Há um verso mudo nas longas ruas que levam para a frente as gélidas névoas.


(**RIO DE JANEIRO**, 21 DE AGOSTO DE 2017)


#AFORISMO 110/ ZÉFIROS VERBAIS, LINGUÍSTICOS DE SONHOS PRIMEVOS# - GRAÇA FONTIS: PINTURA/Manoel Ferreira Neto: AFORISMO


Dúvidas fragmentam o que silencia as vozes, o que musicaliza sentimentos e emoções, o que ritma as inspirações solitárias da verdade e do belo, o que melodia as intuições peregrinas da liberdade e do amor, o que acorda as percepções a-nunciadoras do pleno e das plen-itudes.


Aos longínquos campos de algodão... aos distantes campos de lírios... à sombra serena do ulmeiro... verbos regenciais de desejos da beleza do belo conjugam do tempo e do ser a metafísica dos sonhos que esplende a todos os uni-versos, a todas as "paisagens e riachos que iluminarão idéias com novos brilhos", metáforas con-cordam de verbais utopias os sibilos ad-vindos da passagem dos ventos entre as montanhas, o som das águas do rio na sua jornada na madrugada por caminhos sinuosos.


Aos remotos vales de orquídeas... aos afastados pampas de ovelhas... às lonjuras de terrenos de canaviais... à soleira da colina de oliveiras... in-fin-itivos que tematizam a solidão das esperanças, gerúndios que artificiam de linguísticas e semânticas as semiologias das palavras, particípios que nascem e re-nascem das lácias línguas dos pretéritos, águias e condores sobrevoam o deserto, e nalgum sítio do sertão cavaleiro conduz o gado a espaço aberto, sem cancelas, sem porteiras.


Devaneios... Desvarios... Manhã, pós chuvinha fina por toda a madrugada, tempo nublado, friozinho... Ao longe, a neblina envela o mar.


Sorrelfas do aquém-tempo elencam, alumbram venustas gnoses regenciais do vazio. Centelhas de primavera na floração orquidisíaca do amanhecer de simples ilusões do eterno habitando o âmago da liberdade de criar, re-criar as dimensões do Ser. Da boêmia e sabedoria o vento do silêncio, a maresia da solidão...


Aragem... brisa... Zéfiros verbais, linguísticos de sonhos primevos que serenavam sendas e veredas a serem trilhadas, e no crepúsculo a imagem lúcida, lúdica do tempo sentido profundo, élans de última inspiração.
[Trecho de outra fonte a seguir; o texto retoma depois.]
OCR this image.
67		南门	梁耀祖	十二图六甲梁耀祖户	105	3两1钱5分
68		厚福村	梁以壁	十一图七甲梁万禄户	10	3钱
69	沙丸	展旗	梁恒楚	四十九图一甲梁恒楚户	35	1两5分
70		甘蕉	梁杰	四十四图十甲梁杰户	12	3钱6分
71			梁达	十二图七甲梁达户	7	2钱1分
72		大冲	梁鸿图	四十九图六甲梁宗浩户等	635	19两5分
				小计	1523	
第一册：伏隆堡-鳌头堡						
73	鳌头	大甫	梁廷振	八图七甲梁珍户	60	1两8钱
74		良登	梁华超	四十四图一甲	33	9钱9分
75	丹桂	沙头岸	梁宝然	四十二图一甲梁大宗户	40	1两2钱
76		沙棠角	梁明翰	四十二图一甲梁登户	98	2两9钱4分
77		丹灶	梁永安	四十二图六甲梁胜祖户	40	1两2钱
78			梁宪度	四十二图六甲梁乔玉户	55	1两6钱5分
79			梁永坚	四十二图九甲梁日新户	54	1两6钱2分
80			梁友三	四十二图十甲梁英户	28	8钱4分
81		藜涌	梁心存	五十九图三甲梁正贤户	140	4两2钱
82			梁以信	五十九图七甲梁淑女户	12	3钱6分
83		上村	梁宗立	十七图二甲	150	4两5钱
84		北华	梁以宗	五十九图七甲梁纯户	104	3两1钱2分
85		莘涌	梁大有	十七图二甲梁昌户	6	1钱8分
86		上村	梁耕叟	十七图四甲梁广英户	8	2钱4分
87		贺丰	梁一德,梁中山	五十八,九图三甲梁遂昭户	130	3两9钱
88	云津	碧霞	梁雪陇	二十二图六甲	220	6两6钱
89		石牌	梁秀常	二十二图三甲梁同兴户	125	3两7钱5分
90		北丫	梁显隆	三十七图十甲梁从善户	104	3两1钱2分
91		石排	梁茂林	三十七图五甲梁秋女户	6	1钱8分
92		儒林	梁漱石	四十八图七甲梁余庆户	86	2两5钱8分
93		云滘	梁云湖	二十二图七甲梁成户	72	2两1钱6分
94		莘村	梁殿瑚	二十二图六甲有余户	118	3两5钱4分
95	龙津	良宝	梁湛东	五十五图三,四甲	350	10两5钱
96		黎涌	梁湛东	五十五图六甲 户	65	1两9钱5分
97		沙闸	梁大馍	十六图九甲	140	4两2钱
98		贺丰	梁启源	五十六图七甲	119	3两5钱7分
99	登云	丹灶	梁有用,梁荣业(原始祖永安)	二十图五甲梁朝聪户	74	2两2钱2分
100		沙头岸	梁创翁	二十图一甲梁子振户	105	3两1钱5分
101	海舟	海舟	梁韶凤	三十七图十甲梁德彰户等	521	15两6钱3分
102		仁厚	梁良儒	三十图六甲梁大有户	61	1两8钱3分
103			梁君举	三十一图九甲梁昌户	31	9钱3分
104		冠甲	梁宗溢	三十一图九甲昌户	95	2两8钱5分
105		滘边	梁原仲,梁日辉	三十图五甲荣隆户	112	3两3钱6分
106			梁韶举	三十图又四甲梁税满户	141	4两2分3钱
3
Canções... cantos... baladas... cânticos...
Neblina... neve... garoa... orvalho...
Para que sítio a coruja voa nesta manhã pós chuvinha fina? Dormirá o sono de suas utopias da sabedoria nalgum vão da montanha, nalguma gruta, nalguma caverna? Voa... Voa... Voa...




(**RIO DE JANEIRO**, 21 DE AGOSTO DE 2017)


domingo, 20 de agosto de 2017

#AFORISMO 109/NO TEMPO, O ESPLENDOR DA IMAGEM# - GRAÇA FONTIS: ESCULTURA/Manoel Ferreira Neto: AFORISMO


Epígrafe:


"O projeto e a eficiência revelam-se com a finalização da obra." (Graça Fontis)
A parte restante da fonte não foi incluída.